4話 「封印解除」
ザッザッ・・・とわざと足音をさせて俺は魔王に近づく。そして
「先ずは攻撃を仕掛けた非礼をわびよう。だが、そちらも早々に罠にはめてきたからおあいこにしてもらいたいな。」
さすがの魔王もこれは予想外だったと見え、唖然と固まる。
「貴様、何を考えている?」
「元々、あなたを倒しにきたわけではないということだ。・・・魔王マモン。」
ピクリと魔王の眉が動く。容姿から記憶にある名前をいったのだがどうやら正解だったようだ。先ずは精神的に優位になること。これが基本だ。
「我が名を知っているか。なるほど、思ったほど無知ではない様だ。だが、我を倒すのでなければ何用だ?」
「無論、地上への攻撃をやめさせる為。」
正直に言えば、この手の舌戦は俺ではなくアキの領分だと思うのだが、どうも俺が絡むとアキの能力は低下するらしい。勿論、アシュラやレミーに任せられるものでもない。特にレミーにはな。
「ならば我が命を絶つのも目的の一つだろう。」
「つまり予想どうり魔王たちが今回の地上侵攻を指示していた訳か。」
しまった。と眉をひそめるマモン。先ずは欲しい情報を手に入れることは出来た。かなり信憑性のある予想とはいえ、俺としてはやはり確証もなしに戦いたくはなかったからな。後は
「ならば問う。侵攻をやめる気は?」
「ない。」
はっきり言ってきたな。この状況下ですこしでも悩むなら話し合いもありかと思ったが、さすがにこれは交渉の余地はなさそうだ。
「交渉・・・決裂かな?」
「そもそも我相手に交渉をするつもりと言うのが不敬だな。」
お互いの主張はけして交わることはないだろう。ならば・・・仕方がないか。俺は正義じゃない。世界のために悪を討つ! なんてことは言わないが、どうぞ踏みにじってくださいなんていうような奴でもなくてな。自分自身の譲れぬものの為なら戦いも厭わない。
「リュム・・・第一封印、解除。」
精神世界を破壊するときに使えるようになったリュムの封印解除。
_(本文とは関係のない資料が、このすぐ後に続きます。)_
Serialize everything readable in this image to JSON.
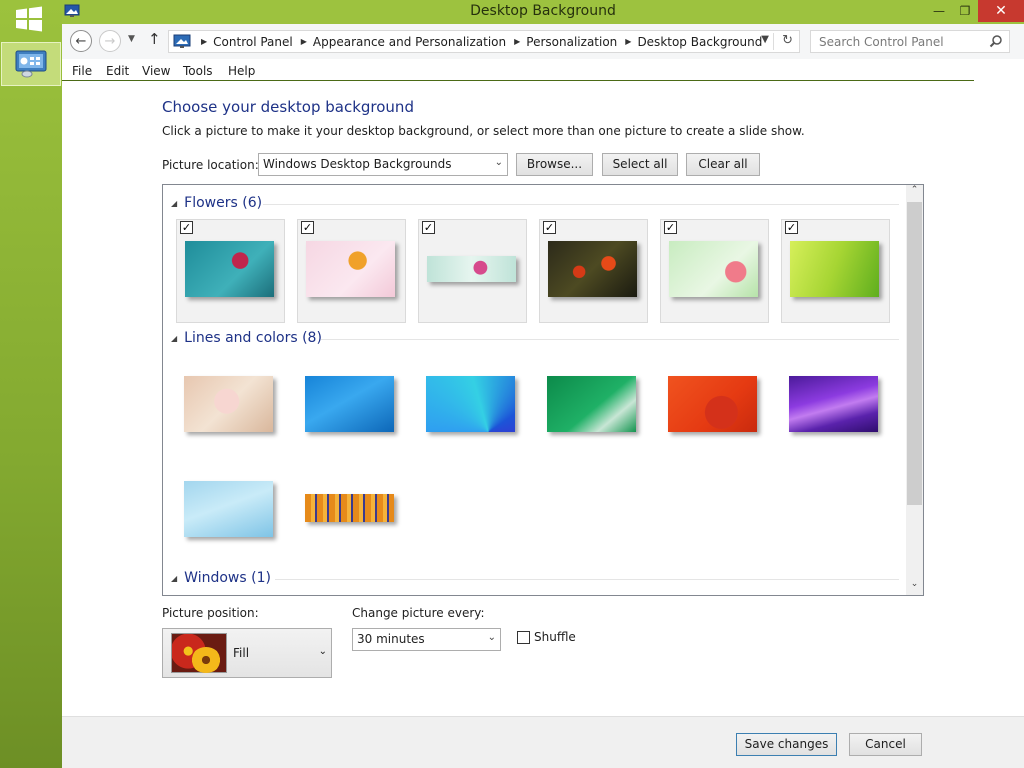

リュムが言うには(未使用の能力説明は出来ないが、発動済みの能力の説明は出来る模様)第一封印の解除条件は俺が真に主と認められることらしい。これが肝心なところをぼかされた為わかりにくいが表層意識ではなく、本能レベルでの認識だとか何とか?
まぁ、そんな話は今はどうでもいいことで・・・肝心のリュムの新しい能力は『能力の増大』である。つまり筋力、内部エネルギー、思考速度などあらゆる能力の強化なのだが一番恐ろしいのはそれが使用者だけにとどまっていないと言う点だろう。
リュム・・・竜神剣は精神剣。つまり決まった定形も大きさも存在しない。見える形でも見えない形でも世界全てに触れることもできるのだ。もっとも、範囲と人数が大きくなるにつれ加速的に使用者である俺の体力消耗率も増えるのでこの場にいる仲間ぐらいにしか使えない・・・っていうか使う意味もなく、今の俺とリュムでは精々2~3倍程度が関の山だが。
「これは・・・力がわいてくる?」
「うわ~、リューくんすご~い!」
「ふん、これが竜神剣の力か。魔王共も恐れるわけだ。」
口々に感嘆の声をあげる仲間たち。そして苦虫を噛み潰したような表情のマモン。きっと、奴らが恐れるのは俺じゃない。俺どころか、アシュラ・・・魔王たちさえもひょっとしたら上回るかも知れない力を秘めたこの剣。もし、俺が使いこなせたら・・・魔王たちから見れば俺こそが絶対の勝利を揺るがせる不確定要素な訳だ。
「さて、じゃあ改めて勝負開始と行くか!」
竜神剣の封印その1がついに開放されました!
アキ「しかし精神世界で開放したのだろ? なんで再び開放を??」
ちょっと先の話でも出てくるのですが・・・まぁこれぐらいならネタバレでもないか。開放状態の持続は体力を消耗するため普段は封印してるのです。
アキ「開放状態の維持だけで体力を消耗する剣か。便利なんだが不便なんだか。」
まぁ、それだけ強力ってことです。それもまだごく一部の力しか使っていなくてアレです。(同時に致命的な弱点も内包しているとも言えますが)
レミー「えっへん! これでわたしも頭よくなる~!」
思考速度が上がったからと言って頭がよくなるわけじゃないんだけどな~。(考える速度が速くなってもその考えそのものには変化ないんだから。)